The vice-president of Guyana, Bharrat Jagdeo, says that the call by the International Energy Agency (IEA) to stop developing new oil, gas and coal fields will create an unfair monopoly for already developed oil-producing countries and ruin the economies of new oil-producing nations.
The IEA has spent four decades working to secure oil supplies for industrialised nations.
The organisation’s new call has been motivated by demands for the world to take drastic measures to attain net-zero global carbon emissions by 2050, or risk a dangerous rise in global temperatures. In order to achieve this, the IAE says, fossil fuel production must stop now.
It is estimated that fossil fuels will still provide 60% of the world’s energy by 2040. However, the pattern of use will change, moving away from coal and towards gas, and be increasingly concentrated in industry.
At present, over 80% of the world’s energy is produced by burning coal, oil and gas.
Fossil fuels release billions of tonnes of carbon dioxide and are the biggest driver of climate change.
Petroleum, coal, natural gas and Orimulsion are the four fossil fuel types. They differ in their physical, chemical and other essential properties but the critical feature of fossil fuels is that they are not “green”, or environment-friendly.
When fossil fuels are burned, they release vast quantities of carbon dioxide, a greenhouse gas. Greenhouse gases in the air trap heat in the atmosphere, causing global warming. The global average surface temperature has increased by a little over 1˚ Celsius since 1880, the peak of the first Industrial Revolution.
Speaking at the opening session of bilateral talks with Vice-President Mahamudu Bawumia at Jubilee House today (15 October 2021) as he began a three-day working visit to Ghana, Vice-President Jagdeo argued, on behalf of Guyana, that because the world will still depend on fossil fuels for some time to come, it will be completely unfair to ask emerging oil-producing countries to halt development of their newly discovered fossil fuel assets altogether.
“The call of the IEA and the IPCC [Intergovernmental Panel on Climate Change], that we must not do any exploration in the fossil-fuel industry nor develop any assets – my point is, if we do that in the face of continuing demand for fossil fuel, what we will be effectively doing is locking in a monopoly, a $4 trillion sector, for the countries that have developed oil and gas sectors, who really do not need to spent much more on developing or exploration of more assets,” Vice-President Jagdeo said.
“If demand is growing and the renewables are not coming in at the pace to keep up with the demand, you are going to need fossil fuel for a while to come in spite of what we say.
“We support the carbon price, we support a decarbonised future, but don’t tell us not to develop these resources,” the Guyanese leader said.
Dr Mahamudu Bawumia, siding with his counterpart from Guyana, declared that Ghana very much supports the net-zero target that has been set as a global objective to slow down the rate at which the world’s climate is changing.
However, he noted, the world is going to need fossil fuels over the next two decades and any recommendation for new oil-producing countries to stop new asset development will cripple the economies of developing countries.

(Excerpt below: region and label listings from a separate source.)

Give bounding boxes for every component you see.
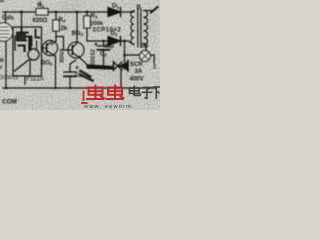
node rail junctions [5, 87, 119, 89]
paper speck [0, 0, 4, 3]
wire left drop to Cds [5, 12, 7, 23]
svg-text:R3: R3 [91, 14, 98, 20]
wire SCR anode drop [124, 41, 126, 62]
svg-text:BG3: BG3 [72, 31, 84, 37]
svg-text:620Ω: 620Ω [33, 18, 48, 24]
wire IC supply drop [21, 12, 23, 27]
svg-text:400V: 400V [130, 76, 144, 82]
svg-text:COM: COM [2, 99, 17, 106]
transformer core [138, 9, 141, 47]
wire transformer to lamp top [144, 45, 146, 51]
node BG3 collector top [76, 11, 79, 14]
wire to lamp [125, 54, 140, 56]
IC internal dark patch [18, 34, 27, 40]
svg-text:B: B [137, 5, 142, 11]
wire C2 stem [103, 41, 105, 46]
transistor BG3 [68, 42, 84, 59]
svg-text:22μ: 22μ [104, 44, 114, 50]
wire IC output pin to ground [24, 76, 26, 84]
transformer B right winding [144, 11, 148, 45]
wire Cds down to bottom rail [5, 41, 7, 88]
svg-text:W: W [0, 58, 4, 64]
node lamp branch [123, 54, 126, 57]
svg-text:+: + [94, 42, 98, 49]
resistor R1 [36, 9, 48, 16]
node C2 top [102, 40, 105, 43]
photoresistor Cds [0, 23, 13, 41]
svg-text:R1: R1 [38, 3, 45, 9]
transistor BG2 [42, 40, 57, 56]
wire D2 to transformer [121, 41, 135, 45]
transformer B left winding [131, 11, 134, 45]
svg-text:D1: D1 [112, 4, 119, 10]
bottom rail [3, 87, 156, 89]
lamp ZD [140, 51, 151, 62]
ink blotch at gate junction [80, 71, 93, 81]
svg-text:F112A: F112A [27, 77, 44, 83]
node R3 top [86, 11, 89, 14]
svg-text:SCR: SCR [130, 62, 143, 68]
wire R4 top [55, 12, 57, 20]
node R4 top [55, 11, 58, 14]
wire R4 to BG2 collector [55, 31, 57, 41]
IC internal vertical to pin [29, 60, 31, 76]
svg-text:ZD: ZD [141, 44, 150, 50]
svg-text:2CP10×2: 2CP10×2 [93, 28, 122, 34]
svg-text:200k: 200k [91, 21, 104, 27]
wire C2 to gate line [103, 50, 105, 66]
wire R3 down to D2 line [87, 28, 108, 41]
wire D1 to transformer [121, 11, 135, 13]
wire top rail left [3, 11, 36, 13]
IC internal transistor [28, 41, 39, 60]
svg-text:Cds: Cds [2, 15, 14, 22]
wire lamp right terminal [150, 55, 154, 64]
diode D1 [108, 8, 121, 17]
wire C3 to bottom rail [69, 77, 71, 89]
IC U1 box F112A [13, 27, 42, 76]
wire R3 top [86, 12, 88, 16]
svg-text:2: 2 [153, 65, 156, 71]
wire BG2 emitter to bottom rail [55, 57, 57, 89]
svg-text:2CW11: 2CW11 [0, 75, 18, 81]
wire IC pin to BG2 base [42, 47, 47, 49]
svg-text:+: + [75, 65, 79, 72]
wire BG3 collector [76, 12, 78, 43]
IC internal diagonal wire [15, 60, 29, 71]
svg-text:BG2: BG2 [41, 61, 53, 67]
SCR V1 (triac) [114, 61, 129, 72]
wire SCR gate (thick smudged) [87, 64, 114, 69]
wire SCR cathode to bottom rail [120, 70, 122, 88]
wire C3 stem [70, 60, 76, 72]
svg-text:3DG12: 3DG12 [91, 49, 97, 67]
wire BG2 collector to BG3 base [56, 37, 73, 51]
svg-text:R4: R4 [59, 18, 66, 24]
watermark red bug char 2 [106, 85, 125, 100]
paper background [0, 0, 160, 110]
text labels [0, 3, 156, 106]
watermark red fragment [81, 91, 88, 104]
stray tick mark [39, 1, 41, 6]
IC internal bus bar [28, 37, 30, 49]
node top rail / IC supply [20, 11, 23, 14]
svg-text:3A: 3A [135, 69, 143, 75]
diode D2 [108, 37, 121, 46]
node D2 cathode [123, 40, 126, 43]
svg-text:www. eeworm.: www. eeworm. [83, 104, 135, 110]
capacitor C2 [98, 46, 110, 50]
capacitor C3 [64, 72, 76, 76]
watermark gray characters dianzi [130, 86, 161, 100]
svg-text:2k: 2k [61, 26, 68, 32]
svg-text:C3: C3 [75, 73, 82, 79]
wire BG3 emitter to gate node [81, 59, 88, 68]
watermark red bug char 1 [86, 85, 105, 100]
resistor R4 [53, 20, 59, 31]
IC internal logic block [15, 28, 40, 51]
resistor R3 [84, 16, 90, 28]
svg-text:C2: C2 [100, 52, 107, 58]
wire primary top terminal [144, 10, 152, 12]
wire top rail mid [48, 11, 108, 13]
svg-text:3DG6: 3DG6 [60, 48, 66, 63]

“Net-zero is something that we all are very interested in and very supportive of, and so we want to have that as a goal down the road,” said Dr Bawumia. “But if you lock in, and nobody has to produce, then you have restricted supply in the face of increasing demand.
“There is only one way for price, which is up, and that will cripple our economies.
“We have to look at how we transition. That transition is not going to be overnight. There is going to be a demand maybe over the next 25 to 30 years. That is the reality,” Dr Bawumia declared.
During his three-day working visit to Ghana (15–17 October), the vice-president of Guyana will take part in a technical meeting between members of his delegation and their Ghanaian counterparts at the Petroleum Commission on Saturday (16 October).
Later that day, he will visit the Kwame Nkrumah Mausoleum, where he will lay a wreath, plant a tree and tour the site.
On Sunday 17 October, Vice-President Jagdeo will visit a road construction site at Amasaman in Accra, and a real-estate company and insurance firm, both also in Accra.
Before leaving Ghana, he will hold a meeting with representatives of the private sector in Ghana, engage with the press and confer with the management of an oil and gas company based in Labone.